Teelt
Wij kweken ze in een groter, minimaal een meter lang aquarium met niet te hoge waterstanden, samen met bodemvissen (Corydoras, Loricaria, ...) en kalme, voldoende grote vissen uit hun gebied ( Eirmotus spp., Danio spp., Oryzias spp.). De vissen zijn erg rustig en vrolijk van aard. Het aquarium moet op een rustige locatie staan om niet bang te zijn voor plotselinge veranderingen in de omgeving. Er moeten drijvende planten aan de oppervlakte zijn of planten waarvan de bladeren de oppervlakte bereiken (Ceratophyllum demersum). Ze houden van schoon en zacht water, liefst licht gekleurd. Turffilter aanbevolen. Ze brengen het grootste deel van hun tijd door net onder het wateroppervlak, waar ze op prooien jagen. Ze springen vaak uit het water, dus wij zorgen ervoor dat het aquarium goed afgedekt is zonder open plekken.

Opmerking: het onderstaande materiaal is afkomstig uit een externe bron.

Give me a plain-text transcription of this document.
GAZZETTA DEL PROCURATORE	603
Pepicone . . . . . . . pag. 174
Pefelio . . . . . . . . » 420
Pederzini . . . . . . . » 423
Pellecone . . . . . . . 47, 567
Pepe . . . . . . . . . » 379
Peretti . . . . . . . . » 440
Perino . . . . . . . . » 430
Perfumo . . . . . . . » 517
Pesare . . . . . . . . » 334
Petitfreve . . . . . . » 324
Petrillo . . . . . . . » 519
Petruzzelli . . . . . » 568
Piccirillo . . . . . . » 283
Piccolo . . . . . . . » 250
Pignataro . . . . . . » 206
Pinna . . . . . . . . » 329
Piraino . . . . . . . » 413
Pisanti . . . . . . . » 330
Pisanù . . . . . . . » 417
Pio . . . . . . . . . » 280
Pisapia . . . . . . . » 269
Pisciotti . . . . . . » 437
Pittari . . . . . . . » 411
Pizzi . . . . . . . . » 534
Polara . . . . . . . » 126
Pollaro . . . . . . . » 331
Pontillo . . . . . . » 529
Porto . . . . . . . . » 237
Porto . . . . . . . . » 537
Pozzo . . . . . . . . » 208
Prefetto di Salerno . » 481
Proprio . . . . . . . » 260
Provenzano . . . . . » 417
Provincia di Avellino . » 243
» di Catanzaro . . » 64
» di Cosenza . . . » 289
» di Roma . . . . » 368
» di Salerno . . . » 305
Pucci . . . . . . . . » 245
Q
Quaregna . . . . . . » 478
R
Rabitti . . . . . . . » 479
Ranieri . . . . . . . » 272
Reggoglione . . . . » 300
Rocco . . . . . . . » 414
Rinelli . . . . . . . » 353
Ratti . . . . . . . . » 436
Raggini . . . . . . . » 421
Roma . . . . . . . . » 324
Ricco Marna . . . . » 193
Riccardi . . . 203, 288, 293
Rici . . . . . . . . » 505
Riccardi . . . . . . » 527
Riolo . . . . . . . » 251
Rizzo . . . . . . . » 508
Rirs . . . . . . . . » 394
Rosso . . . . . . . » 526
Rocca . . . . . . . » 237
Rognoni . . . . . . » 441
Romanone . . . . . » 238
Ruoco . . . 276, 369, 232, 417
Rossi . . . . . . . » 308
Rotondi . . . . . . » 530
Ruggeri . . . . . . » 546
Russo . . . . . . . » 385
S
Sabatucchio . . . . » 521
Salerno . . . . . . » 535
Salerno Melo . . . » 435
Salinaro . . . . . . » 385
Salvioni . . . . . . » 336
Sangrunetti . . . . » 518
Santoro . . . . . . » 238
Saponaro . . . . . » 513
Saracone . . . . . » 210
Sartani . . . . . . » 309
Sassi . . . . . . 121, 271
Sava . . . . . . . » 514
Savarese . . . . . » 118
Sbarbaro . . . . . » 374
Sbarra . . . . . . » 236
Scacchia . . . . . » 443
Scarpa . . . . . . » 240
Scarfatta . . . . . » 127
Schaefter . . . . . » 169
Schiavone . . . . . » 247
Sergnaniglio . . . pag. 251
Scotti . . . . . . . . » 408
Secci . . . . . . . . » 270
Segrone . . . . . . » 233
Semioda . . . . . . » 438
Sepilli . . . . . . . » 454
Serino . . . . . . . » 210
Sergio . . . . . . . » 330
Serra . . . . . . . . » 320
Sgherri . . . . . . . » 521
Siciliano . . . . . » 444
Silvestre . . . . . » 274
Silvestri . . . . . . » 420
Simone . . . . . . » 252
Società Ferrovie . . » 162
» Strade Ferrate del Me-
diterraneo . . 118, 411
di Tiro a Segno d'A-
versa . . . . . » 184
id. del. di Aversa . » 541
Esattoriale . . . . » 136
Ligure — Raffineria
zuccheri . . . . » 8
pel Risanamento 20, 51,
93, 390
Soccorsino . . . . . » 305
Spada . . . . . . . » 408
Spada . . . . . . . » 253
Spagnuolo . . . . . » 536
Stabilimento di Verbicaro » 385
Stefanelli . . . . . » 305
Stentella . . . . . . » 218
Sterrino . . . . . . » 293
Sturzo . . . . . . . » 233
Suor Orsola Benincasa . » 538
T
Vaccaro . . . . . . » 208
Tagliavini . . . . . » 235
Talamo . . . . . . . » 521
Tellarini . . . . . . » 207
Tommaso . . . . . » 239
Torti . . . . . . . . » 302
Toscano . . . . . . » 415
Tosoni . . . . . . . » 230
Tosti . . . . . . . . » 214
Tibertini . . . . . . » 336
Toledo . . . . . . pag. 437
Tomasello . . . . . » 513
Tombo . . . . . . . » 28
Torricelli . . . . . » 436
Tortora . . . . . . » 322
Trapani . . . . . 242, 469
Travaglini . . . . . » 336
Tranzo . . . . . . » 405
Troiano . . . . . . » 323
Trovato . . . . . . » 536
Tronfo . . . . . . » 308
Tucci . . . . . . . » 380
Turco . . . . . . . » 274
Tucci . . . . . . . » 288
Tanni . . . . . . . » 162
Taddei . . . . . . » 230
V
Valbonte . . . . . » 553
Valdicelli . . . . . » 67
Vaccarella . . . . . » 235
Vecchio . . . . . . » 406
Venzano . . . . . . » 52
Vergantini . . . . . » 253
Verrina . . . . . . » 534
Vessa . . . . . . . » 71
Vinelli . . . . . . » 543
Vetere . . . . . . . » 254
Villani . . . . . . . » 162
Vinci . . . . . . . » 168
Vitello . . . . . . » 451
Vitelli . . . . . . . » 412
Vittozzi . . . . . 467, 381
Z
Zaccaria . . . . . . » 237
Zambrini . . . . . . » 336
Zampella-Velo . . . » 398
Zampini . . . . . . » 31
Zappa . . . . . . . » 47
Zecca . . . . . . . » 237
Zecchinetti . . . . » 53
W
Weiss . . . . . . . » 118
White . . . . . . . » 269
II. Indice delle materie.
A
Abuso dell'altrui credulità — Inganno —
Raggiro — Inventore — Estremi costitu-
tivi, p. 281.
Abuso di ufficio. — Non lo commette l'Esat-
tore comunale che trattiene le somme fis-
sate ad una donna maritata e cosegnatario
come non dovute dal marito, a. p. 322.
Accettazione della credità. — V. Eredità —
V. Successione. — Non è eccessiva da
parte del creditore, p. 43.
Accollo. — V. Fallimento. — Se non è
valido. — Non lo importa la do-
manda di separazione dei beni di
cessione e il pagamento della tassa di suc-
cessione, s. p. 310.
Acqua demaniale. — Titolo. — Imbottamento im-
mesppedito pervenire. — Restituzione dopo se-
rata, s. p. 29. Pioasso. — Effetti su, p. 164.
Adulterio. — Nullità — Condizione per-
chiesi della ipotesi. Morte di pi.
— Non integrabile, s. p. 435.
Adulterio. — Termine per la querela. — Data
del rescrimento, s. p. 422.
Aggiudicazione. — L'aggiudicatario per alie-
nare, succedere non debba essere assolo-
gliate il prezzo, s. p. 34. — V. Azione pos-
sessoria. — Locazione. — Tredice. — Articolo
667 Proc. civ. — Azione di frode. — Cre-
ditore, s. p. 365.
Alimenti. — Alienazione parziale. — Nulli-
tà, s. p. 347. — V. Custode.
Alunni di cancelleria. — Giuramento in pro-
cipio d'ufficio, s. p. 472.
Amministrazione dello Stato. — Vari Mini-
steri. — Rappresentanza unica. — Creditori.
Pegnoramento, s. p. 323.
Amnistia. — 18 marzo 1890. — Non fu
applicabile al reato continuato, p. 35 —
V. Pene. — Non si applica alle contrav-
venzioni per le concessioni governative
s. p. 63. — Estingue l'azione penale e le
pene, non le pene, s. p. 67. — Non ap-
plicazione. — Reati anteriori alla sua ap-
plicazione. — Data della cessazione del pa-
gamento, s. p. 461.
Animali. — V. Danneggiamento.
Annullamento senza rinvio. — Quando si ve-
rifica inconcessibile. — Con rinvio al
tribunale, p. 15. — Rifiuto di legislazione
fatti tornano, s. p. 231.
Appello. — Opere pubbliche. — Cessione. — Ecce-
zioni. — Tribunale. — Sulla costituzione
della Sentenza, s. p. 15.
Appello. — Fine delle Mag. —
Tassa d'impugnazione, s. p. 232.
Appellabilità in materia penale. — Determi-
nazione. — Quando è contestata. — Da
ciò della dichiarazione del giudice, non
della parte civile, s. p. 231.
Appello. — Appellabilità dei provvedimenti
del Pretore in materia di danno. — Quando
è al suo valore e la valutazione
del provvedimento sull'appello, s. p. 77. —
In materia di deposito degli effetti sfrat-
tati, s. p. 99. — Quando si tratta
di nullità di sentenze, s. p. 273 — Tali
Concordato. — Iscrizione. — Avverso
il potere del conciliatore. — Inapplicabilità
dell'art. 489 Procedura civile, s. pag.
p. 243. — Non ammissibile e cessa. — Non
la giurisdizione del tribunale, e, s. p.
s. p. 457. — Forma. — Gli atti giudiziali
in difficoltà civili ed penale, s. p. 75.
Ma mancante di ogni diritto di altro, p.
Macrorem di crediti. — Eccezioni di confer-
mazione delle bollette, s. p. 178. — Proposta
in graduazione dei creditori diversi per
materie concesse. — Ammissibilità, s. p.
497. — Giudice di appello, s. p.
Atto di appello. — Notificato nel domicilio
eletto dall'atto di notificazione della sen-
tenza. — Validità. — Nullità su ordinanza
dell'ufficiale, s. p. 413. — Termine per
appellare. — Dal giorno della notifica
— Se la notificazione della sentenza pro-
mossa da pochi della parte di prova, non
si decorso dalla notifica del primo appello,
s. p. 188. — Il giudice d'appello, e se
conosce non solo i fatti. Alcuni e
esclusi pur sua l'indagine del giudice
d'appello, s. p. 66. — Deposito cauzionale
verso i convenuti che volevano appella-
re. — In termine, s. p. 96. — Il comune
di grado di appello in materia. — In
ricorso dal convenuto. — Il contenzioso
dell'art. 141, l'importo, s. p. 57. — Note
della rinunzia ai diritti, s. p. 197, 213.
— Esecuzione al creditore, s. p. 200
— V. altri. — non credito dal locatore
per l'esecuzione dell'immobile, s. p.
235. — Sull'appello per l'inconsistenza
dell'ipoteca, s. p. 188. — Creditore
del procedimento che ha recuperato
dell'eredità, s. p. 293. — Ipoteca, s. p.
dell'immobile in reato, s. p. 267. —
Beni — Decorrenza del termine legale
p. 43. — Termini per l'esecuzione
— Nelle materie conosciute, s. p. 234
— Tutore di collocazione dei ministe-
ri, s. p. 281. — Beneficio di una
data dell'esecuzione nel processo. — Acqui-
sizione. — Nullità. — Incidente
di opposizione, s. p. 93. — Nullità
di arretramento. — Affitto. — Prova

De waterstroom moet middelmatig sterk zijn. We kweken één mannetje voor 3 vrouwtjes in een kleiner aquarium, en bij een groter aquarium minstens 6 vissen in combinatie met andere vissen, dit wordt sterk aanbevolen omdat de vissen zich veiliger voelen en de neiging van het mannetje tot agressie en nervositeit afneemt. Vissen zijn vatbaar voor verwondingen aan de onderkaak.
Als het aquarium ruim en overgroeid genoeg is, kunnen we meer mannetjes bij elkaar hebben.
Het water bij het verversen moet precies hetzelfde zijn als in het aquarium, afwijkingen zijn voor vissen moeilijk te tolereren. Identieke hardheid, pH en temperatuur, wij zorgen voor zuurstofrijk water.
Vis die alleen geschikt is voor uitstekende aquarianen.
Voedsel
Vrijwel uitsluitend levend voer, om aan de bevroren larven te wennen, dient het voer aan het wateroppervlak te worden bewaard.
(watervlooien, microwormen, mieren, muggen, ...)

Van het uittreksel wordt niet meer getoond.